Designers and architects are people who understand space, design and color. They typically cost 15% of a project but, when you have large projects, their insights and knowledge can save you more than their fees.
If you don’t have a designer and feel you need some help, Clay Squared will help you find your vision and pull it all together.
Artist/owner Josh Blanc has been working with tile since 1995 and is the designer and maker of the handmade tiles at Clay Squared to Infinity.
Step 5 Locations for tile use in the kitchen
Tile was originally used to protect walls and floors, prior to becoming decorative. In the kitchen, it is best to have it at least behind your sink and cooktop where water and oils can build up. Tiles are the easiest surface to keep clean and have a life span of 100 years.
Step 6 Electrical and other backsplash obstacles
Plumbing, electrical and countertops all determine what you can do in your kitchen. With the kitchen backsplash there are many things that can become obstacles when designing your backsplash.
Electrical outlets in the kitchen backsplash are required by code every 4 feet. Kitchens generally have many light sources requiring light switches. An alternative for both the electrical outlets and the light switches is an undercabinet power strip mounted to the bottom of the wall cabinets at the back, by the wall. This will totally eliminate any switch plates on your backsplash.
Many times it will be recommended by your fabricator to add a 4” lip of your countertop material to the backsplash. If you are intending to install a tile backsplash, the lip is not necessary and could actually limit your tile design and choices.

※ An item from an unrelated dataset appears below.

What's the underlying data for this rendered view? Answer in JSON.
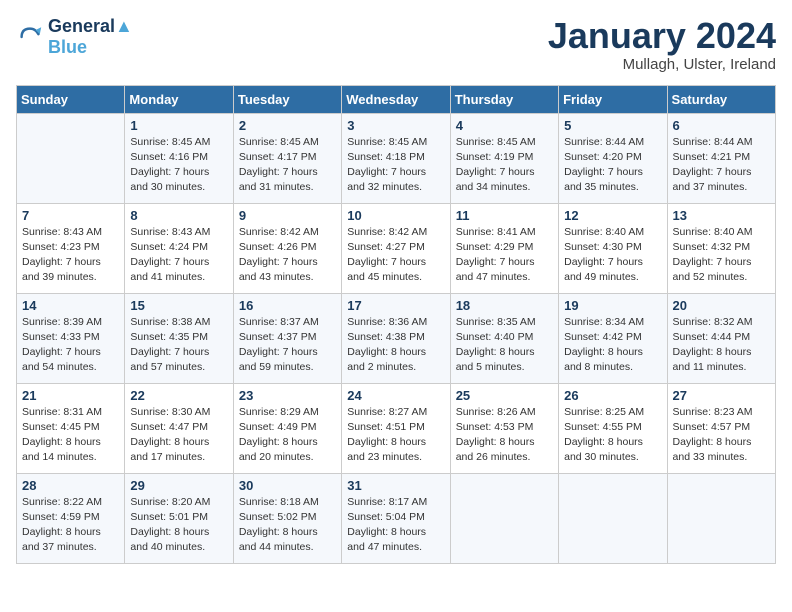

A potential obstacle when designing your backsplash is the placement of a pot filler faucet, usually located behind the cooktop. Consider all the other items you keep on your countertop: coffee makers, cappuccino makers, utensil crocks, butcher block knife sets, cookbooks, toasters... the list goes on. The location of these, when designing your backsplash, can effect your design options.
Step 7 Time to design
Now that your have removed any items from your tile space that might restrict your tile design, you can start playing with the tiles and “listen” to what they have to say. Your intuition is an integral part of the design process. Contemplate colors and play with new combinations; let the mood and personality of your home guide your choices. Come into the showroom and, at no cost, check out tile samples to help you determine color and size. If you are out of the area you can order one of our sample packs on our website or call us.
Step 8 Placing your order
If you can figure out how much tile you need, great. If you have a tile setter installing the tile, they can determine the amounts and sizes for you. If you need, we are happy to help. We recommend bringing in a drawing with as many dimensions and details as possible. Digital pictures of the room or area arealso helpful.